Lippuner K, Haenggi W, Birkhaeuser M H, Casez J P, Jaeger P
Policlinic of Medicine, University Hospital of Berne, Switzerland.
J Bone Miner Res. 1997 May;12(5):806-12. doi: 10.1359/jbmr.1997.12.5.806.
Postmenopausal bone loss can be prevented by continuous or intermittent estradiol (E2) administration. Concomitant progestogen therapy is mandatory in nonhysterectomized women to curtail the risk of endometrial hyperplasia or cancer. However, the recurrence of vaginal bleeding induced by sequential progestogen therapy in addition to continuous estrogen administration is one of the reasons for noncompliance to hormone replacement therapy (HRT). Tibolone, a synthetic steroid with simultaneous weak estrogenic, androgenic, and progestational activity, which does not stimulate endometrial proliferation, has recently been proposed for the treatment of climacteric symptoms. To compare the efficacy of conventional oral and transdermal HRT with that of tibolone in the prevention of postmenopausal bone loss, 140 postmenopausal women (age, 52 +/- 0.6 years; median duration of menopause, 3 years) were enrolled in an open 2-year study. Volunteers had been offered a choice between HRT and no therapy (control group, CO). Patients selecting HRT were randomly allocated to one of the following three treatment groups: TIB, tibolone, 2.5 mg/day continuously, orally; PO, peroral E2, 2 mg/day continuously, plus sequential oral dydrogesterone (DYD), 10 mg/day, for 14 days of a 28-day cycle; TTS, transdermal E2 by patch releasing 50 microg/day, plus DYD as above. Bone densitometry of the lumbar spine, upper femur, and whole body was performed using dual-energy X-ray absorptiometry at baseline, and then 6, 12, 18, and 24 months after initiation of therapy. One hundred and fifteen women (82%) completed the 2 years of the study. The dropout rate was similar in each group. Over 2 years, bone preservation was observed in all three treatment groups as compared with controls, without significant differences among treatment regimens. In conclusion, tibolone can be regarded as an alternative to conventional HRT to prevent postmenopausal bone loss.

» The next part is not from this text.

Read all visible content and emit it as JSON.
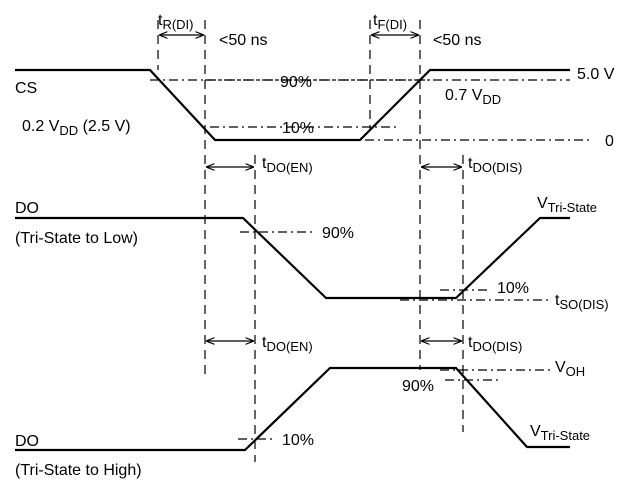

连续或间断给予雌二醇(E2)可预防绝经后骨质流失。对于未行子宫切除术的女性,必须同时进行孕激素治疗以降低子宫内膜增生或癌变的风险。然而,在持续给予雌激素的基础上,序贯孕激素治疗引起的阴道出血复发是导致不依从激素替代疗法(HRT)的原因之一。替勃龙是一种具有弱雌激素、雄激素和孕激素活性的合成类固醇,不会刺激子宫内膜增殖,最近被提议用于治疗更年期症状。为比较传统口服和经皮HRT与替勃龙在预防绝经后骨质流失方面的疗效,140名绝经后女性(年龄52±0.6岁;绝经中位时间3年)参加了一项为期2年的开放性研究。志愿者可在HRT和不治疗(对照组,CO)之间做出选择。选择HRT的患者被随机分配到以下三个治疗组之一:TIB组,替勃龙,每日口服2.5 mg;PO组,口服E2,每日持续2 mg,加序贯口服地屈孕酮(DYD),每日10 mg,在28天周期中的14天服用;TTS组,经皮E2贴片,每日释放50 μg,加上述DYD。在基线时,然后在治疗开始后的6、12、18和24个月,使用双能X线吸收法对腰椎、股骨上段和全身进行骨密度测量。115名女性(82%)完成了2年的研究。各组的退出率相似。在2年期间,与对照组相比,所有三个治疗组均观察到骨质得以保留,各治疗方案之间无显著差异。总之,替勃龙可被视为预防绝经后骨质流失的传统HRT的替代药物。